La salida de Costa Rica de un espacio regional enfocado en derechos de la población LGBTIQ+ dentro de la Organización de los Estados Americanos sigue generando reacciones encendidas en el ámbito político nacional. Esta vez, el diputado del Frente Amplio, Antonio Ortega, lanzó duras críticas contra la decisión impulsada por la administración del presidente Rodrigo Chaves.
El legislador cuestionó con firmeza la postura del Ejecutivo, señalando que responde a una visión que, según él, se aleja de los compromisos internacionales en materia de derechos humanos. En su criterio, el argumento del Gobierno —que sostiene que el país ya cumplió sus objetivos dentro de ese grupo— carece de sustento.
“Decir que Costa Rica no tiene nada que hacer ahí es una falacia”, afirmó Ortega, quien además calificó la medida como un reflejo de “doble moral” y de una tendencia a alinearse con posturas conservadoras en el escenario internacional.
Pendientes en derechos y alertas internacionales
Más allá del debate político, el diputado insistió en que el país aún enfrenta retos importantes en materia de derechos para la población diversa. Entre ellos, mencionó la falta de una legislación integral que regule la identidad de género, así como la ausencia de una prohibición explícita de las llamadas terapias de conversión.

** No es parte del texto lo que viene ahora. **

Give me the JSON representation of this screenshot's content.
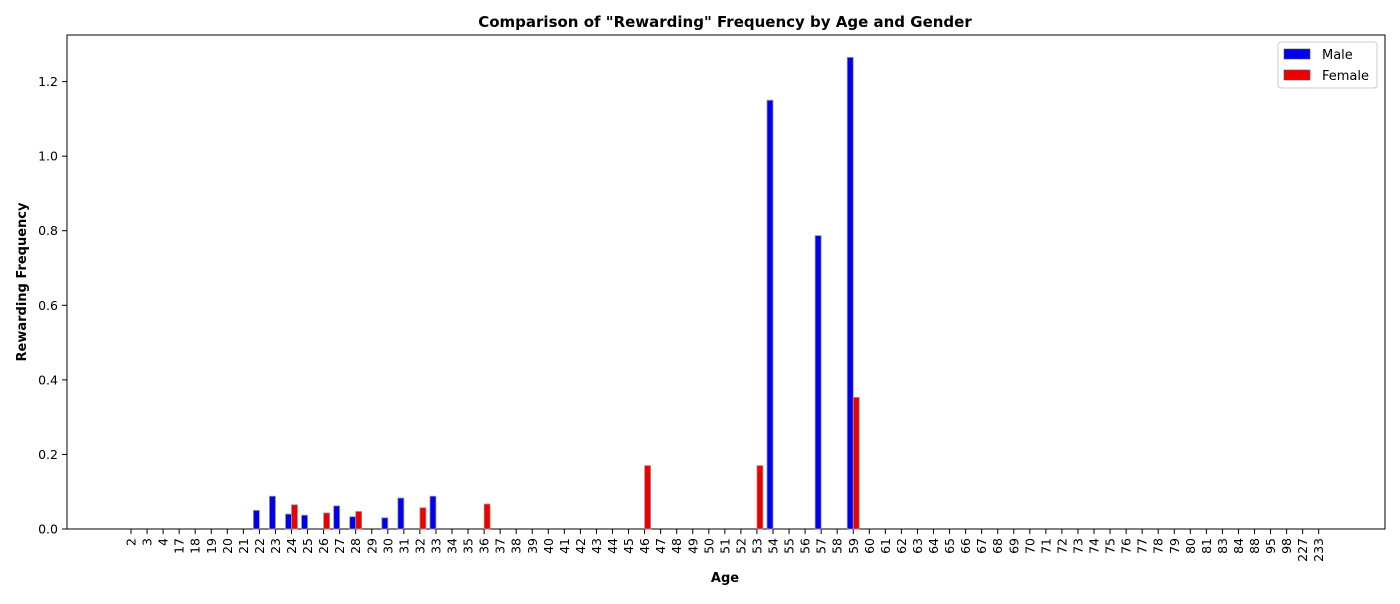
{
  "chart_data": {
    "type": "bar",
    "title": "Comparison of \"Rewarding\" Frequency by Age and Gender",
    "xlabel": "Age",
    "ylabel": "Rewarding Frequency",
    "ylim": [
      0,
      1.325
    ],
    "yticks": [
      "0.0",
      "0.2",
      "0.4",
      "0.6",
      "0.8",
      "1.0",
      "1.2"
    ],
    "grid": false,
    "legend_position": "top-right",
    "categories": [
      "2",
      "3",
      "4",
      "17",
      "18",
      "19",
      "20",
      "21",
      "22",
      "23",
      "24",
      "25",
      "26",
      "27",
      "28",
      "29",
      "30",
      "31",
      "32",
      "33",
      "34",
      "35",
      "36",
      "37",
      "38",
      "39",
      "40",
      "41",
      "42",
      "43",
      "44",
      "45",
      "46",
      "47",
      "48",
      "49",
      "50",
      "51",
      "52",
      "53",
      "54",
      "55",
      "56",
      "57",
      "58",
      "59",
      "60",
      "61",
      "62",
      "63",
      "64",
      "65",
      "66",
      "67",
      "68",
      "69",
      "70",
      "71",
      "72",
      "73",
      "74",
      "75",
      "76",
      "77",
      "78",
      "79",
      "80",
      "81",
      "83",
      "84",
      "88",
      "95",
      "98",
      "227",
      "233"
    ],
    "series": [
      {
        "name": "Male",
        "color": "#0000ee",
        "values": [
          0,
          0,
          0,
          0,
          0,
          0,
          0,
          0,
          0.05,
          0.088,
          0.04,
          0.037,
          0,
          0.062,
          0.033,
          0,
          0.03,
          0.083,
          0,
          0.088,
          0,
          0,
          0,
          0,
          0,
          0,
          0,
          0,
          0,
          0,
          0,
          0,
          0,
          0,
          0,
          0,
          0,
          0,
          0,
          0,
          1.15,
          0,
          0,
          0.787,
          0,
          1.265,
          0,
          0,
          0,
          0,
          0,
          0,
          0,
          0,
          0,
          0,
          0,
          0,
          0,
          0,
          0,
          0,
          0,
          0,
          0,
          0,
          0,
          0,
          0,
          0,
          0,
          0,
          0,
          0,
          0
        ]
      },
      {
        "name": "Female",
        "color": "#ee0000",
        "values": [
          0,
          0,
          0,
          0,
          0,
          0,
          0,
          0,
          0,
          0,
          0.065,
          0,
          0.043,
          0,
          0.047,
          0,
          0,
          0,
          0.057,
          0,
          0,
          0,
          0.067,
          0,
          0,
          0,
          0,
          0,
          0,
          0,
          0,
          0,
          0.17,
          0,
          0,
          0,
          0,
          0,
          0,
          0.17,
          0,
          0,
          0,
          0,
          0,
          0.353,
          0,
          0,
          0,
          0,
          0,
          0,
          0,
          0,
          0,
          0,
          0,
          0,
          0,
          0,
          0,
          0,
          0,
          0,
          0,
          0,
          0,
          0,
          0,
          0,
          0,
          0,
          0,
          0,
          0
        ]
      }
    ]
  }
}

También puso sobre la mesa preocupaciones en áreas sensibles como la educación sexual y la atención del VIH, donde —según denunció— se han debilitado esfuerzos institucionales clave, incluyendo campañas de prevención.

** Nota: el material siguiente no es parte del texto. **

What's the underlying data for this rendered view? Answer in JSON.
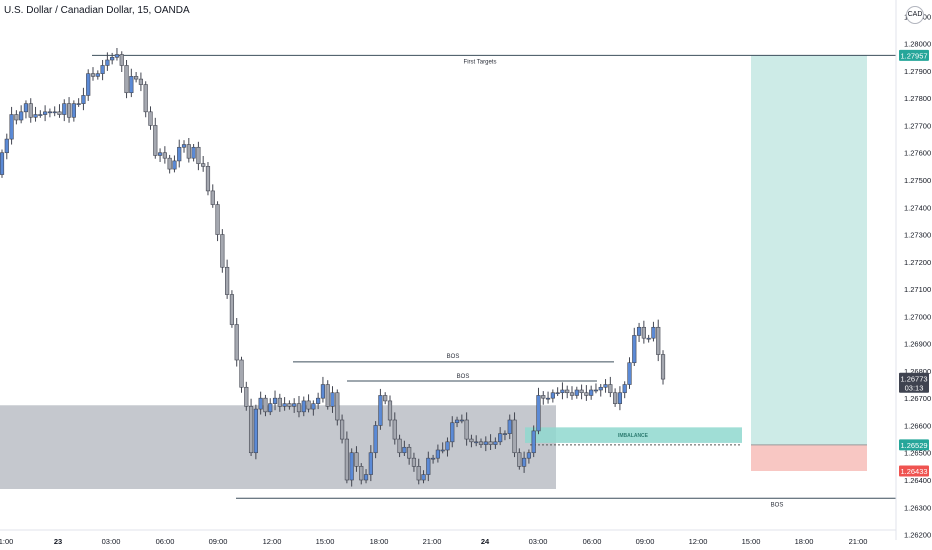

Ortega respaldó sus críticas citando datos de la Organización de las Naciones Unidas, específicamente un informe del 2025 que advierte sobre un incremento significativo en discursos de odio y actos de discriminación hacia la población LGBTIQ+.
Debate sobre el rol internacional de Costa Rica
El fondo de la discusión trasciende lo local y abre un cuestionamiento sobre el papel de Costa Rica en espacios multilaterales. Para el diputado, la participación en estos foros no solo responde a necesidades internas, sino también a un principio de cooperación internacional.
“El multilateralismo exige que entre las partes nos ayudemos”, sostuvo, subrayando que incluso países con avances en derechos humanos mantienen su presencia en estos espacios como parte de un compromiso colectivo.
La decisión del Gobierno ha marcado una nueva línea de tensión en la política nacional, en un contexto donde los temas de derechos humanos, política exterior y diversidad continúan generando posiciones encontradas dentro y fuera del país.